April 10-15. After heavy fighting, North Vietnamese troops capture Xuan Loc, 38 miles east of Saigon.


April 12. The US Ambassador to Cambodia and his staff leave Phnom Penh.


April 17. Phnom Penh falls to the insurgents. [Khmer Rouge]


April 21. President Thieu resigns.


April 28. Duong Van Minh, who helped overthrow Diem in 1963 [Diem was assassinated], takes over the government of South Vietnam.


April 30. North Vietnamese troops enter Saigon, as the remaining Americans and many of their South Vietnamese allies are evacuated.  President Duong Van Minh announces unconditional surrender. [Thus began the “re-education camps” and the exodus of the ‘boat people’ from Vietnam]


May 15. US Marines land on Koh Tang Island to free the American freighter SS Mayaguez, seized by Cambodian Communists.

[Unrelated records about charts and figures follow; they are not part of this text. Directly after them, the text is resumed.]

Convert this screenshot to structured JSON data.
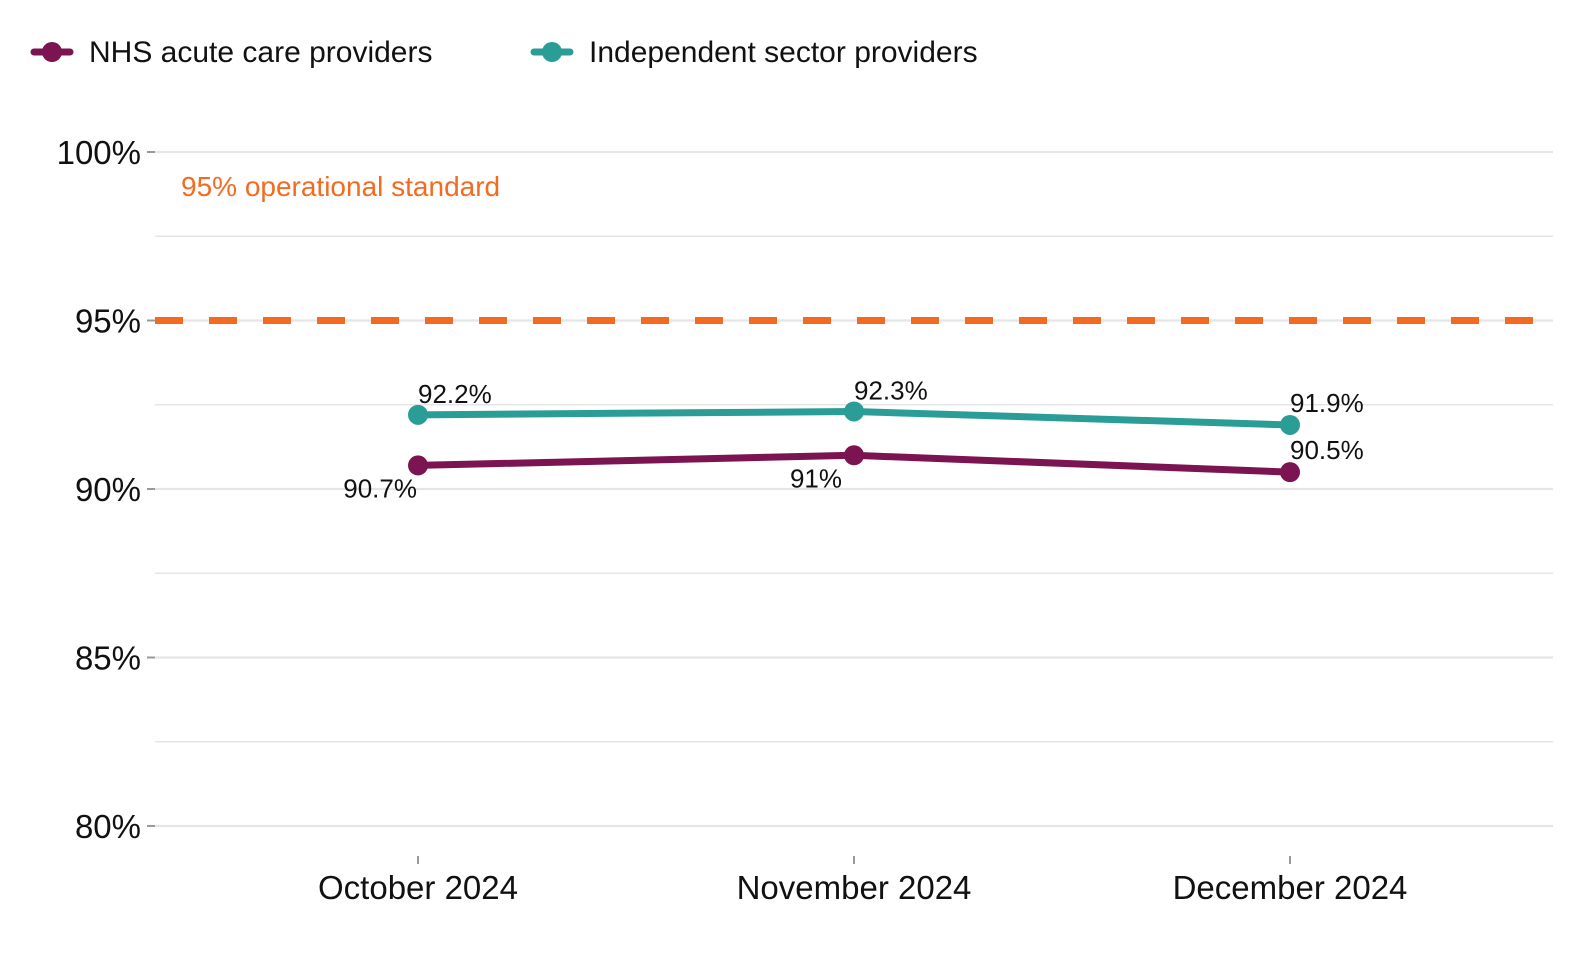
{
  "chart_data": {
    "type": "line",
    "title": "",
    "xlabel": "",
    "ylabel": "",
    "categories": [
      "October 2024",
      "November 2024",
      "December 2024"
    ],
    "series": [
      {
        "name": "NHS acute care providers",
        "color": "#7b1450",
        "values": [
          90.7,
          91.0,
          90.5
        ],
        "labels": [
          "90.7%",
          "91%",
          "90.5%"
        ]
      },
      {
        "name": "Independent sector providers",
        "color": "#2a9d96",
        "values": [
          92.2,
          92.3,
          91.9
        ],
        "labels": [
          "92.2%",
          "92.3%",
          "91.9%"
        ]
      }
    ],
    "ylim": [
      80,
      100
    ],
    "y_ticks": [
      80,
      85,
      90,
      95,
      100
    ],
    "y_tick_labels": [
      "80%",
      "85%",
      "90%",
      "95%",
      "100%"
    ],
    "reference_line": {
      "value": 95,
      "label": "95% operational standard",
      "color": "#f26b21",
      "style": "dashed"
    },
    "grid": true,
    "legend_position": "top-left"
  }
}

June. Pathet Lao troops seize US Embassy property in Vientiane.


August 23. The Pathet Lao consolidates the Communist takeover of Laos.

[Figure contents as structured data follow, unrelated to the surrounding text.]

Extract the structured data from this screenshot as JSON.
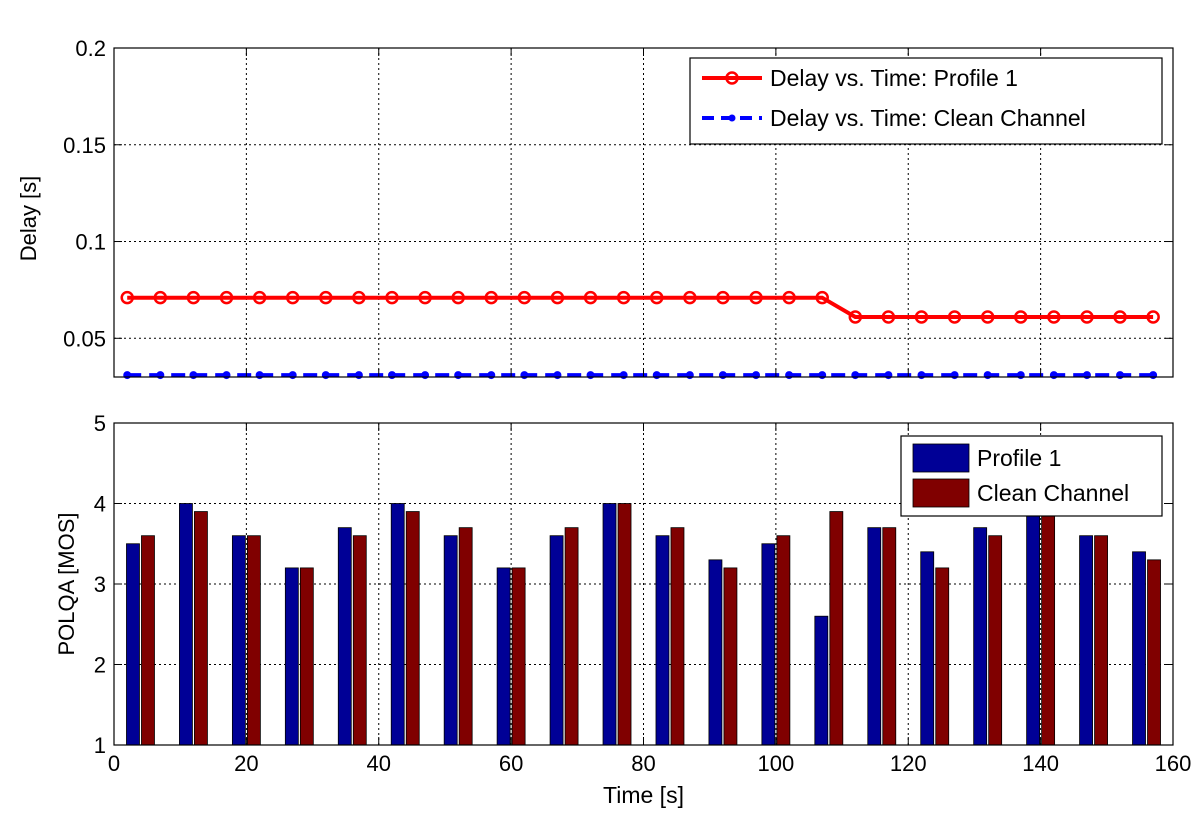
{
  "chart_data": [
    {
      "type": "line",
      "xlabel": "",
      "ylabel": "Delay [s]",
      "xlim": [
        0,
        160
      ],
      "ylim": [
        0.03,
        0.2
      ],
      "yticks": [
        0.05,
        0.1,
        0.15,
        0.2
      ],
      "ytick_labels": [
        "0.05",
        "0.1",
        "0.15",
        "0.2"
      ],
      "grid": true,
      "legend": "top-right",
      "series": [
        {
          "name": "Delay vs. Time: Profile 1",
          "color": "#ff0000",
          "style": "solid",
          "marker": "circle",
          "x": [
            2,
            7,
            12,
            17,
            22,
            27,
            32,
            37,
            42,
            47,
            52,
            57,
            62,
            67,
            72,
            77,
            82,
            87,
            92,
            97,
            102,
            107,
            112,
            117,
            122,
            127,
            132,
            137,
            142,
            147,
            152,
            157
          ],
          "y": [
            0.071,
            0.071,
            0.071,
            0.071,
            0.071,
            0.071,
            0.071,
            0.071,
            0.071,
            0.071,
            0.071,
            0.071,
            0.071,
            0.071,
            0.071,
            0.071,
            0.071,
            0.071,
            0.071,
            0.071,
            0.071,
            0.071,
            0.061,
            0.061,
            0.061,
            0.061,
            0.061,
            0.061,
            0.061,
            0.061,
            0.061,
            0.061
          ]
        },
        {
          "name": "Delay vs. Time: Clean Channel",
          "color": "#0000ff",
          "style": "dashed",
          "marker": "dot",
          "x": [
            2,
            7,
            12,
            17,
            22,
            27,
            32,
            37,
            42,
            47,
            52,
            57,
            62,
            67,
            72,
            77,
            82,
            87,
            92,
            97,
            102,
            107,
            112,
            117,
            122,
            127,
            132,
            137,
            142,
            147,
            152,
            157
          ],
          "y": [
            0.031,
            0.031,
            0.031,
            0.031,
            0.031,
            0.031,
            0.031,
            0.031,
            0.031,
            0.031,
            0.031,
            0.031,
            0.031,
            0.031,
            0.031,
            0.031,
            0.031,
            0.031,
            0.031,
            0.031,
            0.031,
            0.031,
            0.031,
            0.031,
            0.031,
            0.031,
            0.031,
            0.031,
            0.031,
            0.031,
            0.031,
            0.031
          ]
        }
      ]
    },
    {
      "type": "bar",
      "xlabel": "Time [s]",
      "ylabel": "POLQA [MOS]",
      "xlim": [
        0,
        160
      ],
      "ylim": [
        1,
        5
      ],
      "xticks": [
        0,
        20,
        40,
        60,
        80,
        100,
        120,
        140,
        160
      ],
      "xtick_labels": [
        "0",
        "20",
        "40",
        "60",
        "80",
        "100",
        "120",
        "140",
        "160"
      ],
      "yticks": [
        1,
        2,
        3,
        4,
        5
      ],
      "ytick_labels": [
        "1",
        "2",
        "3",
        "4",
        "5"
      ],
      "grid": true,
      "legend": "top-right",
      "x": [
        4,
        12,
        20,
        28,
        36,
        44,
        52,
        60,
        68,
        76,
        84,
        92,
        100,
        108,
        116,
        124,
        132,
        140,
        148,
        156
      ],
      "series": [
        {
          "name": "Profile 1",
          "color": "#000096",
          "values": [
            3.5,
            4.0,
            3.6,
            3.2,
            3.7,
            4.0,
            3.6,
            3.2,
            3.6,
            4.0,
            3.6,
            3.3,
            3.5,
            2.6,
            3.7,
            3.4,
            3.7,
            3.9,
            3.6,
            3.4
          ]
        },
        {
          "name": "Clean Channel",
          "color": "#800000",
          "values": [
            3.6,
            3.9,
            3.6,
            3.2,
            3.6,
            3.9,
            3.7,
            3.2,
            3.7,
            4.0,
            3.7,
            3.2,
            3.6,
            3.9,
            3.7,
            3.2,
            3.6,
            3.9,
            3.6,
            3.3
          ]
        }
      ]
    }
  ]
}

December 3. The Lao coalition headed by Souvanna Phouma is abolished; Laos becomes a communist state with Souphanouvong as President.


December. The Congress of the National United Front of Cambodia approves a new, republican constitution; the state is renamed Democratic Kampuchea.





March 26.  Dr. Kissinger, US Secretary of State, announces that the US is “in principle” prepared to normalize relations with Vietnam.


April 2. Sihanouck resigns as Head of State in Kampuchea, and Khieu Samphan takes his place; Pol Pot becomes Prime Minister




July.  Relations between Vietnam and Kampuchea worsen; there are severe border clashes throughout the year.  US estimates suggest the “possibly” 1,200,000 people have died in Kampuchea, many from disease or starvation, since the Communist takeover.


December 31.  Vietnam launches a major offensive into the Parrot’s Beak area of eastern Kampuchea; Vietnam’s armed forces total 615,000 regulars (all arms) and 1.6 million paramilitary troops.




June. Refugees from Kampuchea increase as Pol Pot launches a purification campaign; at least 100,000 people are reported to have died in earlier purges.  Since 1975, an estimated 2 million Kampucheans have died in purges [the “Killing Fields”], of disease and starvation, or as a result of forcible resettlement. [End of transcripts]




Webmaster comments:  Are we to believe historians today that state the “domino theory” was only a theory???